Robert Besser
23 Apr 2025, 09:47 GMT+10
WASHINGTON, D.C.: U.S. regulators have approved Virginia-based Capital One's $35.3 billion acquisition of Discover Financial Services, clearing the way for a merger that will reshape the credit card and payment processing landscape in the United States.
The Federal Reserve and the Office of the Comptroller of the Currency (OCC) on Friday said they had concluded a thorough review of the banks' 2024 application. With this approval, the combined company will become the country's largest credit card issuer by balances and the eighth-largest bank by assets.
Capital One and Discover Financial Services of Illinois, said the deal will officially close on May 18, having now secured all required regulatory clearances.
The merger gives Capital One access to Discover's payment network, allowing it to compete more directly with Visa and Mastercard. Capital One's control of this network will expand its reach in payment processing and diversify its offerings.

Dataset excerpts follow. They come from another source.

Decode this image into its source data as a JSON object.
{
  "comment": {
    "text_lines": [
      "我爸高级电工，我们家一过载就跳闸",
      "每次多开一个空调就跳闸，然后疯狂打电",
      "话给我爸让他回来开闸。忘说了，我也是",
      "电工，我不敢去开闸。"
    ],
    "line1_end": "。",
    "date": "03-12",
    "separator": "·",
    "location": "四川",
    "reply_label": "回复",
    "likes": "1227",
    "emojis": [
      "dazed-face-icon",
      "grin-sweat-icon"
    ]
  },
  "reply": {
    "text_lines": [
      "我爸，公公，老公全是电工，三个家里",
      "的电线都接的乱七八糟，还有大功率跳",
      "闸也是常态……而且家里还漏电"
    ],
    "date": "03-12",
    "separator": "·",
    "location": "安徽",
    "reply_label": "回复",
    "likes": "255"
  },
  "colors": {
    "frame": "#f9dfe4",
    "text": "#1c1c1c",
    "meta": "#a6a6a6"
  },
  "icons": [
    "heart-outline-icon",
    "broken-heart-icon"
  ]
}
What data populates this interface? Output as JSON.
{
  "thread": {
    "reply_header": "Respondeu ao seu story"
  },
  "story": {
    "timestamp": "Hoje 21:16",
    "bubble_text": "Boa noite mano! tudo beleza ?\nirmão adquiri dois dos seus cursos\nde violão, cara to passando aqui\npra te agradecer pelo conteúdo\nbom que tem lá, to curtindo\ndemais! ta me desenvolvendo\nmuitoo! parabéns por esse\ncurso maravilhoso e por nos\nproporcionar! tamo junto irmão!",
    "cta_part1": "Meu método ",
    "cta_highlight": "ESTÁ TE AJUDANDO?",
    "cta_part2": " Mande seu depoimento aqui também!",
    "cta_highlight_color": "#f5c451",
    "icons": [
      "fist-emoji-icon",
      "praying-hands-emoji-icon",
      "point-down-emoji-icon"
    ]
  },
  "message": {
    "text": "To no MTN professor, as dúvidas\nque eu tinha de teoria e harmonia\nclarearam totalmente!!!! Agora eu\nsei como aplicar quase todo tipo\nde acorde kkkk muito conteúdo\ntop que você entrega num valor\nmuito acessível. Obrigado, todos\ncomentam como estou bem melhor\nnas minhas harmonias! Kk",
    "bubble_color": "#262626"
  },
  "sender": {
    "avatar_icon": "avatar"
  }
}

"This combination will increase competition in payment networks, offer a wider range of products to our customers, increase our resources devoted to innovation and security, and bring meaningful community benefits," said Michael Shepherd, interim CEO and president of Discover.
The Fed said the merged entity will hold approximately US$637.8 billion in assets, accounting for 2.2 percent of insured U.S. deposits.
The OCC's approval was conditional, requiring Discover to address the underlying causes of past enforcement actions. Discover has been ordered to take corrective steps to resolve outstanding issues.
Regulators also issued penalties alongside the approval. The Federal Reserve imposed a consent order on Discover and fined the company $100 million over fee overcharges dating back to 2007. The Federal Deposit Insurance Corporation (FDIC) levied an additional $150 million civil penalty related to the same issue.
Despite regulatory conditions, the merger was allowed to proceed after the Justice Department found no major competition concerns.
Not all responses to the approval were positive. Advocacy group Better Markets criticized the merger, warning it could reduce consumer choice and raise costs. "This deal will lead to more fees and less competition," said Shayna Olesiuk, the group's director of banking policy.